A primeira motocicleta fabricada no Brasil foi a Monark (ainda com motor inglês BSA de 125cm³), em 1951. Depois a fábrica lançou três modelos maiores com propulsores CZ e Jawa, da Tchecoslováquia e um ciclomotor (Monareta) equipado com motor NSU alemão. Nesta mesma década apareceram em São Paulo as motonetas Lambreta, Saci e Moskito e no Rio de Janeiro começaram a fabricar a Iso, que vinha com um motor italiano de 150cm³, a Vespa e o Gulliver, um ciclomotor.

O crescimento da indústria automobilística no Brasil, juntamente com a facilidade de compra dos carros, a partir da década de 60, praticamente paralisou a indústria de motocicletas.

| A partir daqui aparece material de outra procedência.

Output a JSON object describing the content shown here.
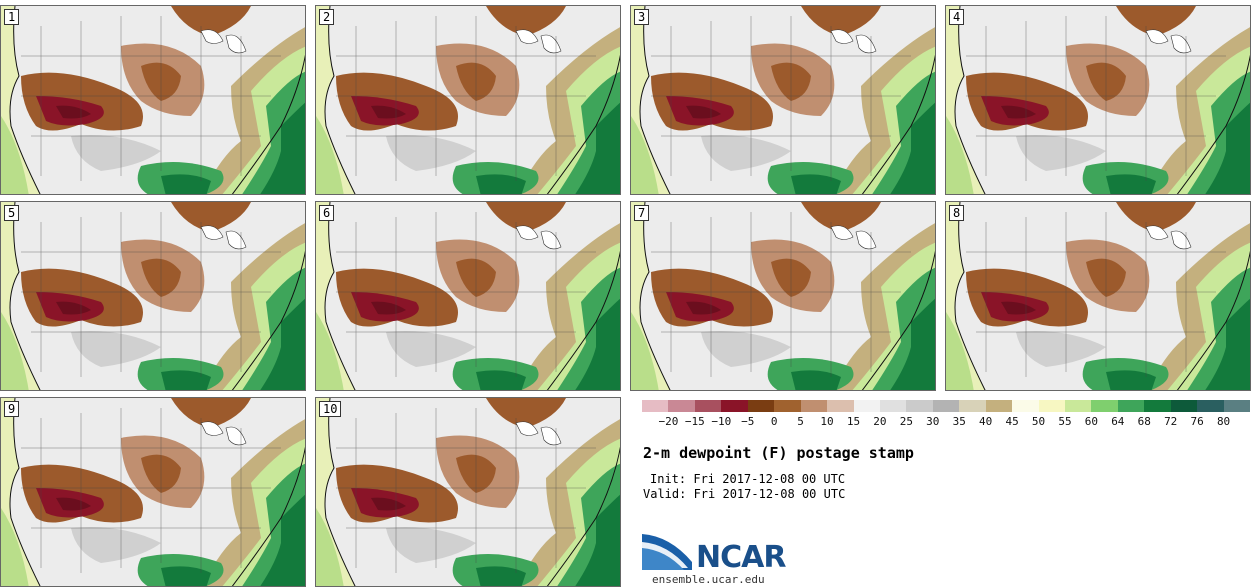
{
  "panels": [
    {
      "label": "1"
    },
    {
      "label": "2"
    },
    {
      "label": "3"
    },
    {
      "label": "4"
    },
    {
      "label": "5"
    },
    {
      "label": "6"
    },
    {
      "label": "7"
    },
    {
      "label": "8"
    },
    {
      "label": "9"
    },
    {
      "label": "10"
    }
  ],
  "colorbar": {
    "labels": [
      "−20",
      "−15",
      "−10",
      "−5",
      "0",
      "5",
      "10",
      "15",
      "20",
      "25",
      "30",
      "35",
      "40",
      "45",
      "50",
      "55",
      "60",
      "64",
      "68",
      "72",
      "76",
      "80"
    ],
    "colors": [
      "#e6bcc4",
      "#c98895",
      "#a8505f",
      "#8a1428",
      "#7a3d12",
      "#a0622f",
      "#c08f70",
      "#dcbfae",
      "#f2f2f2",
      "#e0e0e0",
      "#cbcbcb",
      "#b3b3b3",
      "#d8d2b8",
      "#c4b07e",
      "#fbfbe8",
      "#f7f7c2",
      "#c9e89a",
      "#7fcf6e",
      "#3ea55a",
      "#137a3c",
      "#0d5a3a",
      "#2a5f60",
      "#5a7f82"
    ]
  },
  "title": "2-m dewpoint (F) postage stamp",
  "init": "Init: Fri 2017-12-08 00 UTC",
  "valid": "Valid: Fri 2017-12-08 00 UTC",
  "logo": {
    "text": "NCAR",
    "site": "ensemble.ucar.edu"
  }
}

Somente na década de 70, o motociclismo ressurgiu com força, verificando-se a importação de motos japonesas (Honda,Yamaha, Susuki) e italianas. Surgiram também as brasileiras FBM e a AVL. No final dos anos 70, início dos 80, surgiram várias montadoras, como a Honda, Yamaha, Piaggio, Brumana, Motovi (nome usado pela Harley-Davidson na fábrica do Brasil), Alpina e outras.